President Trump signed an executive order ending cost-sharing subsidies to insurance companies, which were designed to help the insurance companies absorb costs associated with reducing out-of-pocket expenses for deductibles and co-payments for low-income customers.

But Wait. . . . .

  • A bi-partisan bill has been proposed to continue the cost-sharing subsidies for two years
  • And 19 states have asked a court to force the Trump administration to make these payments.

Google Map Controversy over Calories.  

You may have noticed that Google Maps added a calorie counter to its app showing you how many calories you would burn walking to your destination over driving.  Because of the controversy between eating disorders and calorie counting, this feature of Google Maps was removed.

Be Aware of Low-Cost/Low-Value Services.  

A recent study concludes that it’s not the big-dollar costs that are running up the cost of healthcare, but the low-cost (under $538), low-value services.  Depending on the person, low-value services include certain lab tests, imaging tests, EKG’s, scans and routine screenings.

“60 Minutes” and the Drug Enforcement Law.  

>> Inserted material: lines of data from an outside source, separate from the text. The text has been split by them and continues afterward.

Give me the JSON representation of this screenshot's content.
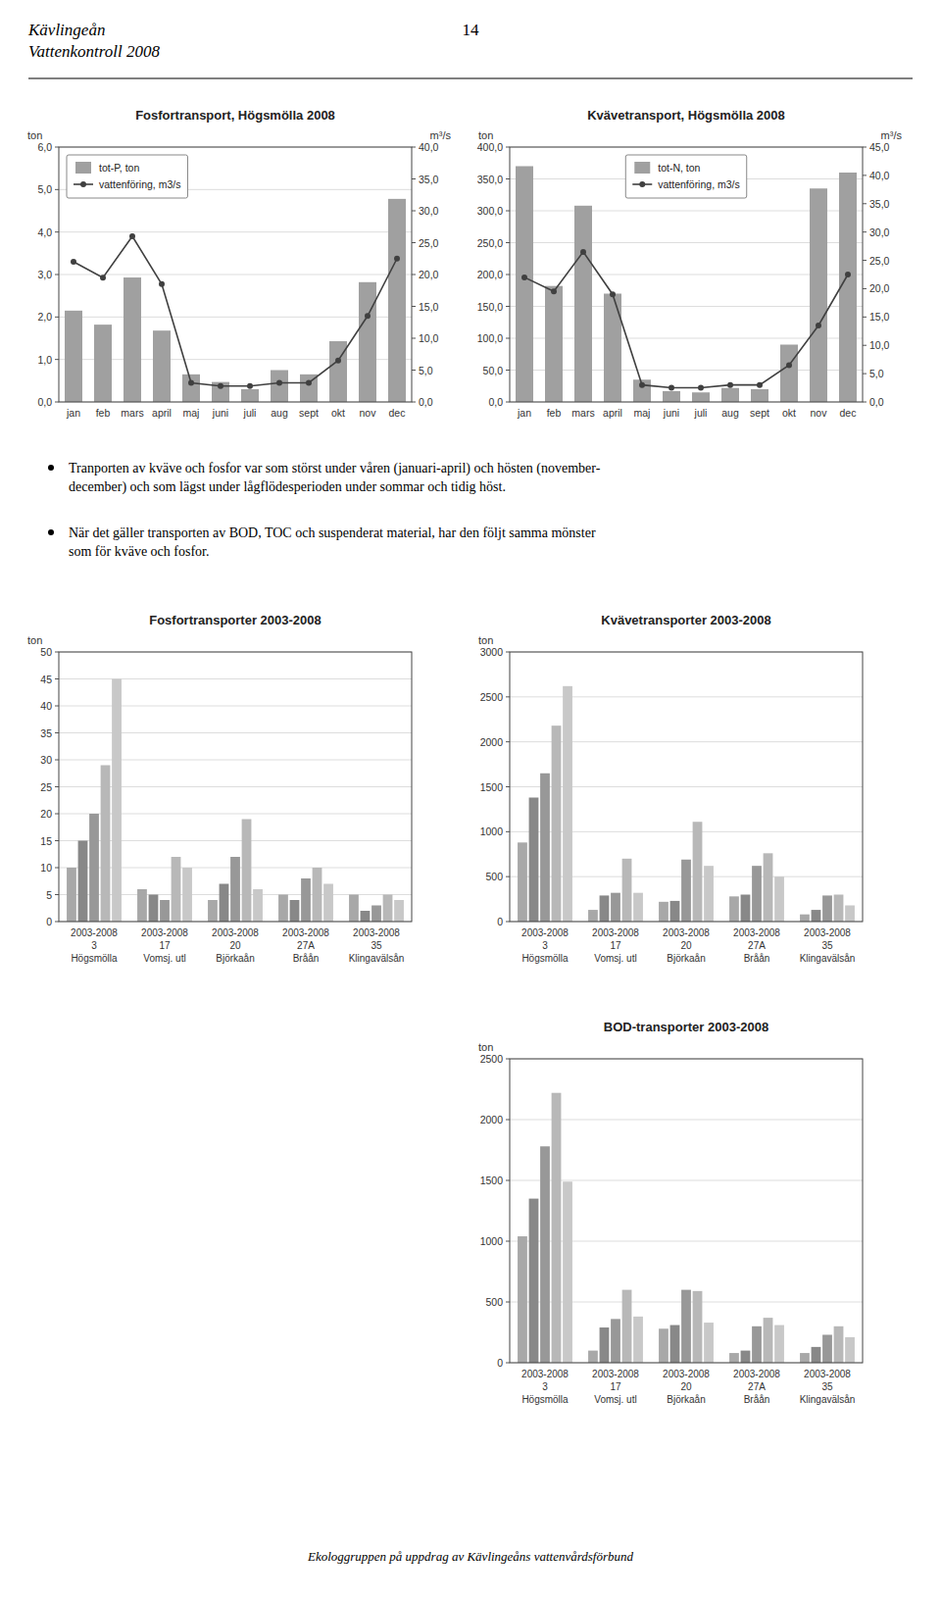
{
  "header": [
    "Kävlingeån",
    "Vattenkontroll 2008"
  ],
  "page_number": "14",
  "bullets": [
    "Tranporten av kväve och fosfor var som störst under våren (januari-april) och hösten (november-\ndecember) och som lägst under lågflödesperioden under sommar och tidig höst.",
    "När det gäller transporten av BOD, TOC och suspenderat material, har den följt samma mönster\nsom för kväve och fosfor."
  ],
  "footer": "Ekologgruppen på uppdrag av Kävlingeåns vattenvårdsförbund",
  "chart_data": [
    {
      "type": "bar",
      "title": "Fosfortransport, Högsmölla 2008",
      "y_label": "ton",
      "y2_label": "m³/s",
      "categories": [
        "jan",
        "feb",
        "mars",
        "april",
        "maj",
        "juni",
        "juli",
        "aug",
        "sept",
        "okt",
        "nov",
        "dec"
      ],
      "series": [
        {
          "name": "tot-P, ton",
          "type": "bar",
          "color": "#a0a0a0",
          "values": [
            2.15,
            1.82,
            2.93,
            1.68,
            0.65,
            0.47,
            0.3,
            0.75,
            0.65,
            1.43,
            2.82,
            4.78
          ]
        },
        {
          "name": "vattenföring, m3/s",
          "type": "line",
          "axis": "y2",
          "color": "#404040",
          "marker": "circle",
          "values": [
            22.0,
            19.5,
            26.0,
            18.5,
            3.0,
            2.5,
            2.5,
            3.0,
            3.0,
            6.5,
            13.5,
            22.5
          ]
        }
      ],
      "ylim": [
        0,
        6.0
      ],
      "yticks": [
        {
          "value": 0.0,
          "label": "0,0"
        },
        {
          "value": 1.0,
          "label": "1,0"
        },
        {
          "value": 2.0,
          "label": "2,0"
        },
        {
          "value": 3.0,
          "label": "3,0"
        },
        {
          "value": 4.0,
          "label": "4,0"
        },
        {
          "value": 5.0,
          "label": "5,0"
        },
        {
          "value": 6.0,
          "label": "6,0"
        }
      ],
      "y2lim": [
        0,
        40.0
      ],
      "y2ticks": [
        {
          "value": 0.0,
          "label": "0,0"
        },
        {
          "value": 5.0,
          "label": "5,0"
        },
        {
          "value": 10.0,
          "label": "10,0"
        },
        {
          "value": 15.0,
          "label": "15,0"
        },
        {
          "value": 20.0,
          "label": "20,0"
        },
        {
          "value": 25.0,
          "label": "25,0"
        },
        {
          "value": 30.0,
          "label": "30,0"
        },
        {
          "value": 35.0,
          "label": "35,0"
        },
        {
          "value": 40.0,
          "label": "40,0"
        }
      ],
      "grid": true,
      "legend": "upper left"
    },
    {
      "type": "bar",
      "title": "Kvävetransport, Högsmölla 2008",
      "y_label": "ton",
      "y2_label": "m³/s",
      "categories": [
        "jan",
        "feb",
        "mars",
        "april",
        "maj",
        "juni",
        "juli",
        "aug",
        "sept",
        "okt",
        "nov",
        "dec"
      ],
      "series": [
        {
          "name": "tot-N, ton",
          "type": "bar",
          "color": "#a0a0a0",
          "values": [
            370,
            182,
            308,
            170,
            35,
            17,
            15,
            22,
            20,
            90,
            335,
            360
          ]
        },
        {
          "name": "vattenföring, m3/s",
          "type": "line",
          "axis": "y2",
          "color": "#404040",
          "marker": "circle",
          "values": [
            22.0,
            19.5,
            26.5,
            19.0,
            3.0,
            2.5,
            2.5,
            3.0,
            3.0,
            6.5,
            13.5,
            22.5
          ]
        }
      ],
      "ylim": [
        0,
        400
      ],
      "yticks": [
        {
          "value": 0,
          "label": "0,0"
        },
        {
          "value": 50,
          "label": "50,0"
        },
        {
          "value": 100,
          "label": "100,0"
        },
        {
          "value": 150,
          "label": "150,0"
        },
        {
          "value": 200,
          "label": "200,0"
        },
        {
          "value": 250,
          "label": "250,0"
        },
        {
          "value": 300,
          "label": "300,0"
        },
        {
          "value": 350,
          "label": "350,0"
        },
        {
          "value": 400,
          "label": "400,0"
        }
      ],
      "y2lim": [
        0,
        45.0
      ],
      "y2ticks": [
        {
          "value": 0.0,
          "label": "0,0"
        },
        {
          "value": 5.0,
          "label": "5,0"
        },
        {
          "value": 10.0,
          "label": "10,0"
        },
        {
          "value": 15.0,
          "label": "15,0"
        },
        {
          "value": 20.0,
          "label": "20,0"
        },
        {
          "value": 25.0,
          "label": "25,0"
        },
        {
          "value": 30.0,
          "label": "30,0"
        },
        {
          "value": 35.0,
          "label": "35,0"
        },
        {
          "value": 40.0,
          "label": "40,0"
        },
        {
          "value": 45.0,
          "label": "45,0"
        }
      ],
      "grid": true,
      "legend": "upper center"
    },
    {
      "type": "bar",
      "title": "Fosfortransporter 2003-2008",
      "y_label": "ton",
      "categories": [
        "2003-2008\n3\nHögsmölla",
        "2003-2008\n17\nVomsj. utl",
        "2003-2008\n20\nBjörkaån",
        "2003-2008\n27A\nBråån",
        "2003-2008\n35\nKlingavälsån"
      ],
      "series": [
        {
          "color": "#a8a8a8",
          "values": [
            10,
            6,
            4,
            5,
            5
          ]
        },
        {
          "color": "#888888",
          "values": [
            15,
            5,
            7,
            4,
            2
          ]
        },
        {
          "color": "#989898",
          "values": [
            20,
            4,
            12,
            8,
            3
          ]
        },
        {
          "color": "#b8b8b8",
          "values": [
            29,
            12,
            19,
            10,
            5
          ]
        },
        {
          "color": "#c8c8c8",
          "values": [
            45,
            10,
            6,
            7,
            4
          ]
        }
      ],
      "ylim": [
        0,
        50
      ],
      "yticks": [
        0,
        5,
        10,
        15,
        20,
        25,
        30,
        35,
        40,
        45,
        50
      ],
      "grid": true
    },
    {
      "type": "bar",
      "title": "Kvävetransporter 2003-2008",
      "y_label": "ton",
      "categories": [
        "2003-2008\n3\nHögsmölla",
        "2003-2008\n17\nVomsj. utl",
        "2003-2008\n20\nBjörkaån",
        "2003-2008\n27A\nBråån",
        "2003-2008\n35\nKlingavälsån"
      ],
      "series": [
        {
          "color": "#a8a8a8",
          "values": [
            880,
            130,
            220,
            280,
            80
          ]
        },
        {
          "color": "#888888",
          "values": [
            1380,
            290,
            230,
            300,
            130
          ]
        },
        {
          "color": "#989898",
          "values": [
            1650,
            320,
            690,
            620,
            290
          ]
        },
        {
          "color": "#b8b8b8",
          "values": [
            2180,
            700,
            1110,
            760,
            300
          ]
        },
        {
          "color": "#c8c8c8",
          "values": [
            2620,
            320,
            620,
            500,
            180
          ]
        }
      ],
      "ylim": [
        0,
        3000
      ],
      "yticks": [
        0,
        500,
        1000,
        1500,
        2000,
        2500,
        3000
      ],
      "grid": true
    },
    {
      "type": "bar",
      "title": "BOD-transporter 2003-2008",
      "y_label": "ton",
      "categories": [
        "2003-2008\n3\nHögsmölla",
        "2003-2008\n17\nVomsj. utl",
        "2003-2008\n20\nBjörkaån",
        "2003-2008\n27A\nBråån",
        "2003-2008\n35\nKlingavälsån"
      ],
      "series": [
        {
          "color": "#a8a8a8",
          "values": [
            1040,
            100,
            280,
            80,
            80
          ]
        },
        {
          "color": "#888888",
          "values": [
            1350,
            290,
            310,
            100,
            130
          ]
        },
        {
          "color": "#989898",
          "values": [
            1780,
            360,
            600,
            300,
            230
          ]
        },
        {
          "color": "#b8b8b8",
          "values": [
            2220,
            600,
            590,
            370,
            300
          ]
        },
        {
          "color": "#c8c8c8",
          "values": [
            1490,
            380,
            330,
            310,
            210
          ]
        }
      ],
      "ylim": [
        0,
        2500
      ],
      "yticks": [
        0,
        500,
        1000,
        1500,
        2000,
        2500
      ],
      "grid": true
    }
  ]
}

Last Sunday, “60 Minutes” and the Washington Post showed an exposé on a law that was unanimously approved by both the Senate and House and that weakens the Drug Enforcement Agency’s powers to reign in the opioid crisies.  As a result of this show, President Trump’s nominee to head the DEA withdrew his name from consideration. Many members of Congress expressed outrage and vowed to change the law.

Talcum Powder Cases.

A Missouri court tossed a $72 million verdict to a woman who claimed her use of Johnson & Johnson products containing talcum powder contributed to her ovarian cancer. This leaves the more than a thousand cases filed against Johnson & Johnson in doubt.

Have you ever missed your eye using eyedrops?  

A recent NPR story suggests that drug companies make the drops too big on purpose.  So the good news is you are probably not missing your eye.The bad news is the cost and waste associated with making the drops too big.